Old Navy, the largest division of apparel retailer Gap Inc., has increased its average retail prices and improved gross margins while reducing inventory levels through a web-based, price optimization software system, Jeannie Barsam, senior director of merchandise planning, said at the opening breakfast meeting of the Retail Systems 2003 Conference and Exposition in Chicago today.
Old Navy, with more than 840 stores and 2002 sales of $5.8 billion, implemented the Retail Merchandise Optimization system from ProfitLogic in time for fourth quarter sales last year. Throughout Q4 and the first quarter of this year, Old Navy increased the average retail selling price of products over their lifespan more than it expected, Barsam said. “We beat our plan, even though we planned to do better because of this optimization system,” Barsam said.
In an interview following her presentation, Barsam said the optimization system has enabled Old Navy to be far less rigid in its policy of marking down prices to meet planned unit sales. “We’ve broken our old rules,” she said. “We used to cut 25-30% on our first markdown, now we start out at 15%.”
Barsam said during her presentation that Old Navy’s improved sales performance in Q4 alone more than paid for the ProfitLogic system. “This was the quickest way for us to increase gross margins,” she said.

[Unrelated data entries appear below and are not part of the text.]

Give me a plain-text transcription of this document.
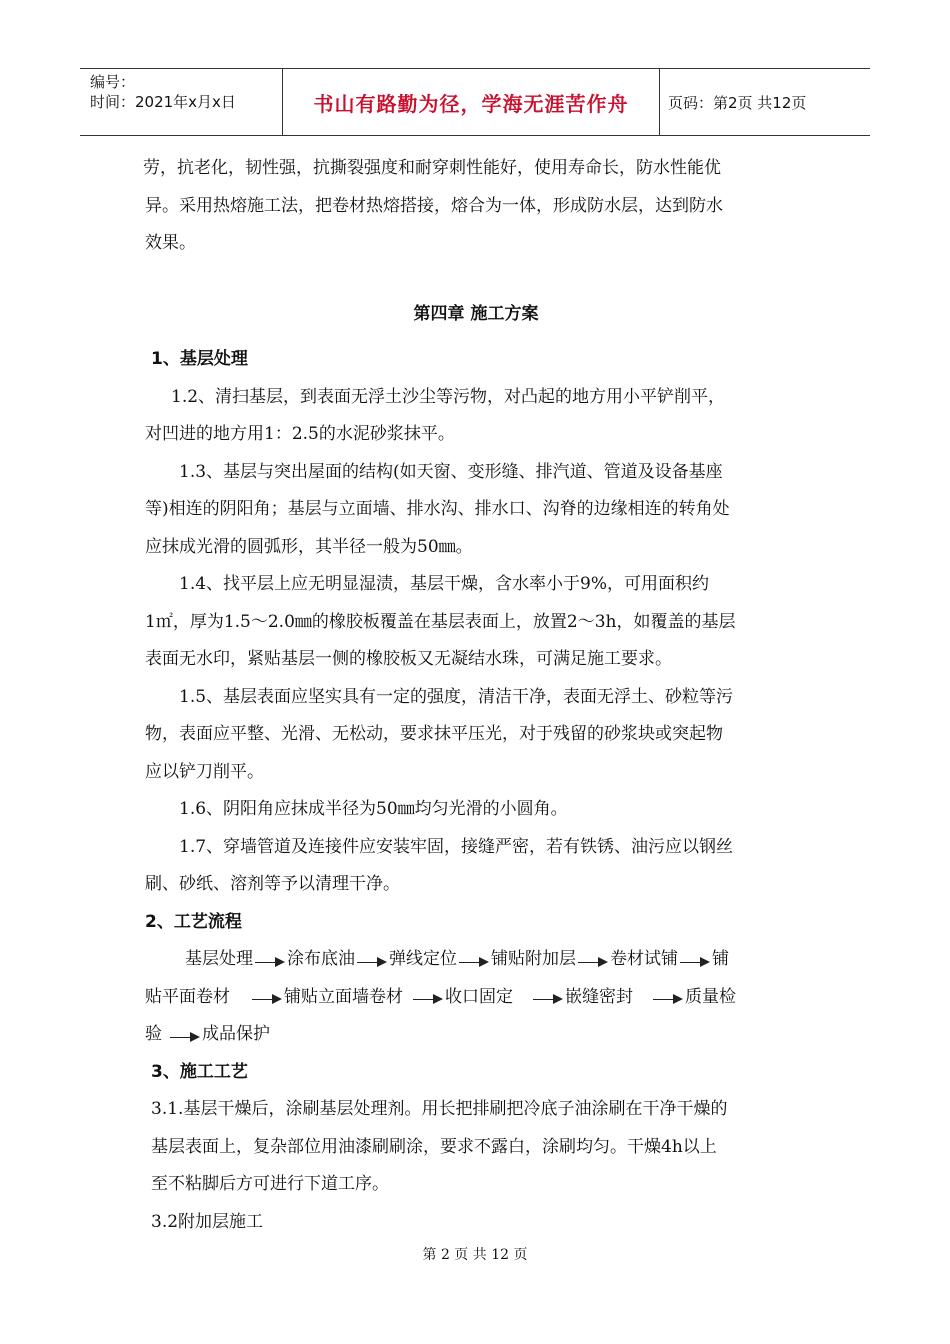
编号：
时间：2021年x月x日	书山有路勤为径，学海无涯苦作舟	页码：第2页 共12页

劳，抗老化，韧性强，抗撕裂强度和耐穿刺性能好，使用寿命长，防水性能优

异。采用热熔施工法，把卷材热熔搭接，熔合为一体，形成防水层，达到防水

效果。

第四章 施工方案

1、基层处理

1.2、清扫基层，到表面无浮土沙尘等污物，对凸起的地方用小平铲削平，

对凹进的地方用1：2.5的水泥砂浆抹平。

1.3、基层与突出屋面的结构(如天窗、变形缝、排汽道、管道及设备基座

等)相连的阴阳角；基层与立面墙、排水沟、排水口、沟脊的边缘相连的转角处

应抹成光滑的圆弧形，其半径一般为50㎜。

1.4、找平层上应无明显湿渍，基层干燥，含水率小于9%，可用面积约

1㎡，厚为1.5～2.0㎜的橡胶板覆盖在基层表面上，放置2～3h，如覆盖的基层

表面无水印，紧贴基层一侧的橡胶板又无凝结水珠，可满足施工要求。

1.5、基层表面应坚实具有一定的强度，清洁干净，表面无浮土、砂粒等污

物，表面应平整、光滑、无松动，要求抹平压光，对于残留的砂浆块或突起物

应以铲刀削平。

1.6、阴阳角应抹成半径为50㎜均匀光滑的小圆角。

1.7、穿墙管道及连接件应安装牢固，接缝严密，若有铁锈、油污应以钢丝

刷、砂纸、溶剂等予以清理干净。

2、工艺流程

基层处理 涂布底油 弹线定位 铺贴附加层 卷材试铺 铺

贴平面卷材	铺贴立面墙卷材 收口固定	嵌缝密封	质量检

验 成品保护

3、施工工艺

3.1.基层干燥后，涂刷基层处理剂。用长把排刷把冷底子油涂刷在干净干燥的

基层表面上，复杂部位用油漆刷刷涂，要求不露白，涂刷均匀。干燥4h以上

至不粘脚后方可进行下道工序。

3.2附加层施工

第 2 页 共 12 页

With the ProfitLogic system, Old Navy now moves products more often into promotions before going straight into markdown, Barsam said. Barsam urged retailers to test the recommendations before they begin implementing the markdowns.
The software resides on a ProfitLogic server and retail managers access the recommendations via a browser.
ProfitLogic also announced today the launch of ProfitLogic 2003, an expansion of its suite of product offerings. It includes upgrades to assortment, allocation and markdown optimization systems.